The Department for Work and Pensions (DWP) has launched a public consultation on the new disclosure of information regulations which are intended to “harmonise, simplify and consolidate” the existing disclosure regime.
The Existing Disclosure Regulations
The existing disclosure requirements are found in the Occupational Pension Schemes (Disclosure of Information) Regulations 1996 (SI 1996/1655) introduced under the Pensions Act 1995. These regulations set out the requirements on trustees and employers to disclose certain information to pension scheme members, prospective pension scheme members, beneficiaries, spouses and civil partners, and in some cases, recognised trade unions.
The existing Regulations introduced a requirement for trustees to provide members with basic information about their schemes as standard, together with a requirement to disclose further information upon request. There have been a number of updates to the existing Regulations to allow the provision of electronic information rather than by post, however the current disclosure regime is generally regarded as a heavy burden on trustees and employers. A breach of the existing Regulations can result in fines of up to £5,000 for an individual and £50,000 in any other case.
Many of the changes proposed by the Consultation are a simplification of the old requirements, for instance, AVCs and whether the scheme is tax approved will not be “basic information” and schemes need only confirm whether they are tax registered. For defined benefit schemes, it is proposed that benefit statements can be based on the most appropriate retirement age rather than a scheme specific pension age to help deal with flexible retirement.
Other proposed changes introduce new types of basic information, such as informing members about lifestyling. Many stakeholder pension schemes and defined contribution schemes will already use lifestyling to adapt investment strategies as a member nears retirement. However the DWP proposes that schemes must now notify members of the lifestyling strategy prior to its implementation.
The consultation also seeks to future proof the regulations by extending and consolidating the use of electronic communications available to schemes so that disclosure can take place by email or by using a website. In particular, the DWP have identified disclosure requirements which refer to communications being ‘in writing’ and as a result prevent disclosure by using a website. The proposed regulations do not prescribe how the information must be sent, and there is no requirement for schemes to use electronic information. The member will retain the ability to opt out of electronic communications.
The advent of auto-enrolment has increased the potential responsibilities on employers and trustees to provide information in a timely manner to workers in pension schemes. The consolidation of the disclosure regime and to harmonise it with the new duties imposed by auto-enrolment is critical to prevent trustees and employers being subsumed in the technical information which must be provided to members.
The consultation therefore proposes some simplification to the annual benefit statements provided by defined contribution schemes. Particularly in relation to Statutory Money Purchase Illustrations (SMPIs), the draft regulations seek to simplify the information provided to members, and remove the specific annuity requirements so that Schemes can choose assumptions which give “more meaningful annual projections” according to their understanding of member circumstances.
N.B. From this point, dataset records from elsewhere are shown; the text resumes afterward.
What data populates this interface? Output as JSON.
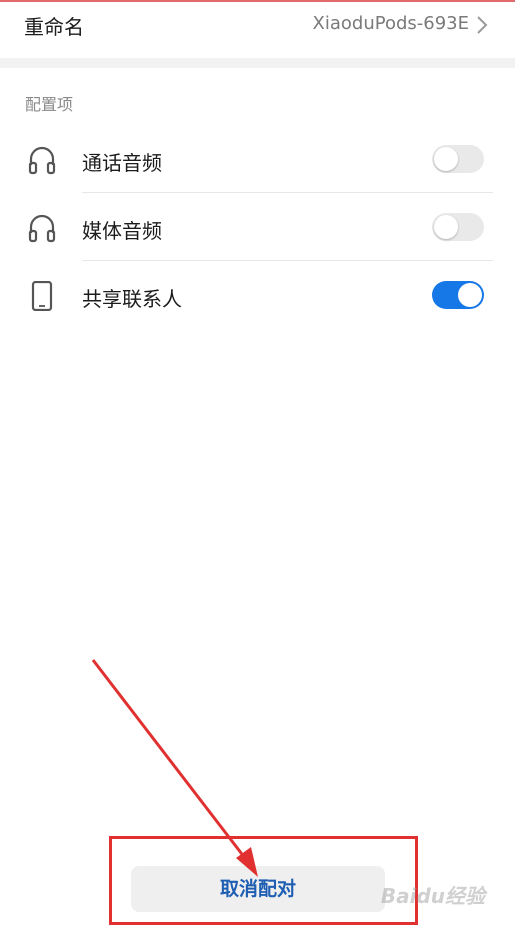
{
  "rename": {
    "label": "重命名",
    "value": "XiaoduPods-693E",
    "chevron_icon": "chevron-right-icon"
  },
  "section": {
    "title": "配置项"
  },
  "items": [
    {
      "icon": "headphones-icon",
      "label": "通话音频",
      "enabled": false
    },
    {
      "icon": "headphones-icon",
      "label": "媒体音频",
      "enabled": false
    },
    {
      "icon": "phone-icon",
      "label": "共享联系人",
      "enabled": true
    }
  ],
  "actions": {
    "unpair_label": "取消配对"
  },
  "watermark": "Baidu经验",
  "colors": {
    "toggle_on": "#1677e6",
    "toggle_off": "#e9e9e9",
    "annotation": "#e03030",
    "unpair_text": "#1f5fb3"
  }
}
The Consultation will run until 14 April 2013 and the draft regulations are expected to come in to force in October 2013.
The proposals will be welcomed by trustees and employers as a further simplification of their duties to disclose information to members at a time when the regulatory requirements imposed on trustees and employers are generally increasing. The update which will allow further use of websites to effect disclosure reflects a growing trend for schemes to meaningfully engage with their members rather than simply send a mass of technical information to a postal address.